Q Impossible de passer sous silence la situation politique en Algérie. Est-ce que vous aviez vu venir le soulèvement populaire visant à destituer le président Bouteflika? Vous avez été candidat aux élections de 2013. Comptez-vous vous présenter à nouveau un jour?

R Non, je n’ai pas venu venir le formidable soulèvement du peuple algérien. Par moments, j’avais commencé à désespérer. Mais j’ai toujours gardé, au fond de moi, la foi de voir notre nation s’éveiller à ses responsabilités. J’avoue que je suis agréablement surpris par la maturité et le sang-froid dont font preuve les Algériens aujourd’hui. En 2013, j’avais parcouru 10 000 km par route, lors de ma précampagne présidentielle, et j’avais constaté un mal profond. Le peuple algérien paraissait se complaire dans son statut de convalescent après la décennie noire. Puis, d’un coup, le voilà qui assume et qui assure. C’est fantastique. De mon côté, je ne compte nullement m’asseoir sur le siège présidentiel. Je suis sur mon nuage de romancier et je suis très bien ainsi.

Q Est-ce que vous habitez Paris en permanence? Retournez-vous souvent en Algérie?

R Je retourne souvent en Algérie. J’ai construit ma maison à Oran et je compte rentrer définitivement chez moi dans deux ou trois ans. Je suis resté à Paris pour ne pas perturber les études de mes enfants qui ont connu l’école algérienne, puis l’école mexicaine. Il leur fallait se stabiliser.

Q Vous avez été choisi président d’honneur du Salon international du livre de Québec. Quels sont vos souvenirs reliés à la capitale?

R Être le président d’un salon littéraire est une marque de confiance et d’estime. J’ai présidé d’autres festivals, notamment en France, et cela m’engage à plus de responsabilités. Il ne s’agit pas seulement d’un privilège, mais surtout d’une mission importante pour soutenir le livre, le lecteur et l’écrivain dans un monde en perte de repères. Le livre permet de préserver notre libre arbitre de la pensée globale qui n’en finit pas de nous rendre étrangers à nous-mêmes. J’ai déjà participé au Salon du livre de Québec, il y a une dizaine d’années. J’en garde un excellent souvenir. Bien sûr, je n’ai pas eu le temps de mieux connaître la ville, mais j’ai réussi à m’y faire des amis.
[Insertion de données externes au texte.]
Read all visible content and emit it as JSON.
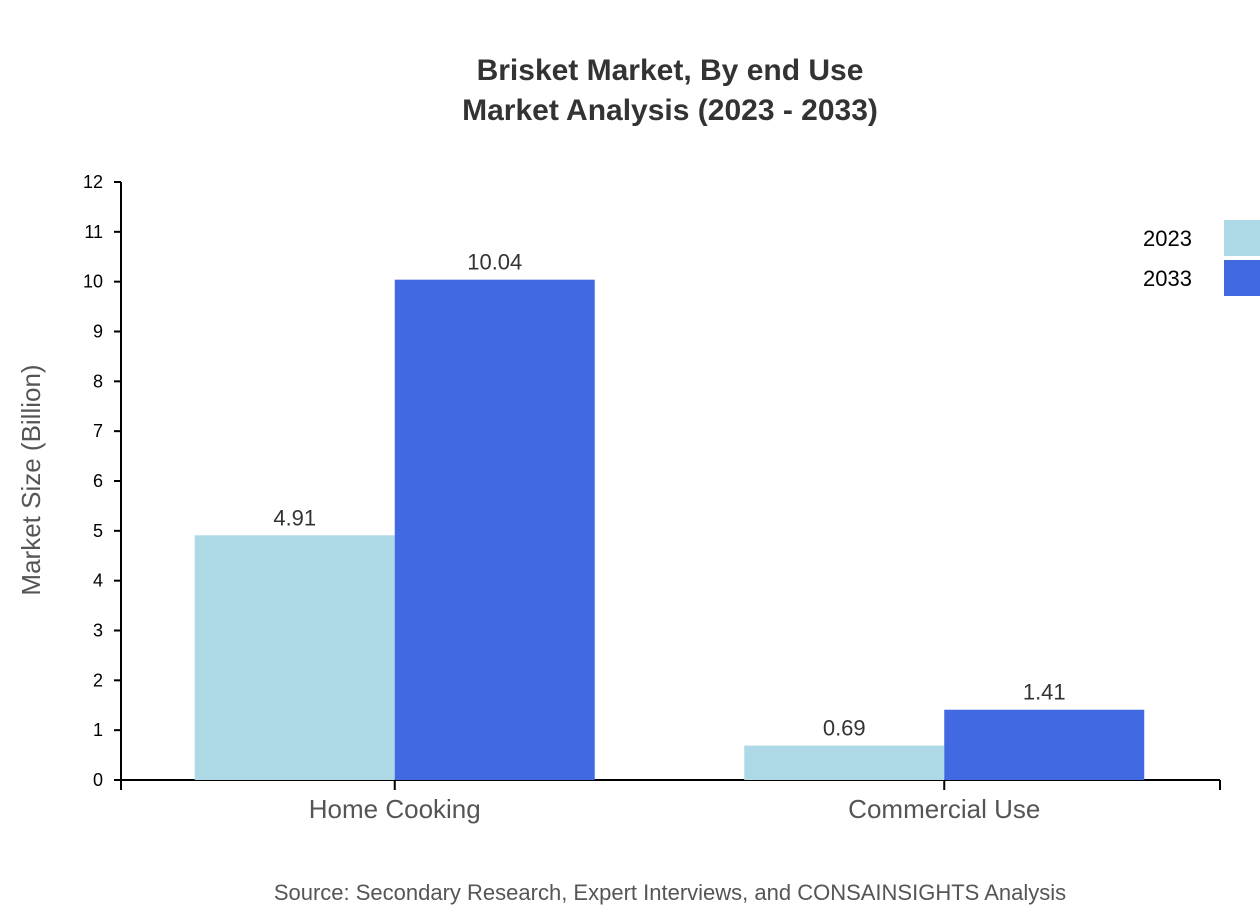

Q Quel genre de lecteur êtes-vous? Quels sont vos auteurs préférés, vos récents coups de cœur?

R Avant mon opération de la cataracte en 2017, je ne pouvais pas m’endormir sans un livre ouvert sur la figure. Je lisais toutes sortes de romans, persuadé qu’il n’existe pas de genres et que tout repose sur le talent de l’écrivain. J’aime autant la littérature russe qu’américaine et j’ai toujours cherché dans un livre de quoi m’instruire davantage. Mes auteurs préférés sont légion. Si je dois n’en citer que quatre, je dirais Jack London, Gogol, Saint-Exupéry et Taha Hossein.

Q Des projets? Un nouveau roman en chantier?

R J’ai un roman qui sort le 2 mai. Il s’intitule L’outrage fait à Sarah Ikker. C’est mon premier roman marocain. Je compte créer un personnage récurrent pour la Tunisie aussi afin de faire voler en éclats les frontières qui fracturent le Maghreb. Je suis un fervent militant d’un Maghreb uni.

Yasmina Khadra participera à une rencontre d’auteurs au Salon du livre le mercredi 10 avril (16h), le vendredi 12 avril (17h30) et le dimanche 14 avril (10h). Il sera également de deux tables rondes, le samedi 13 avril (12h30 et 15h).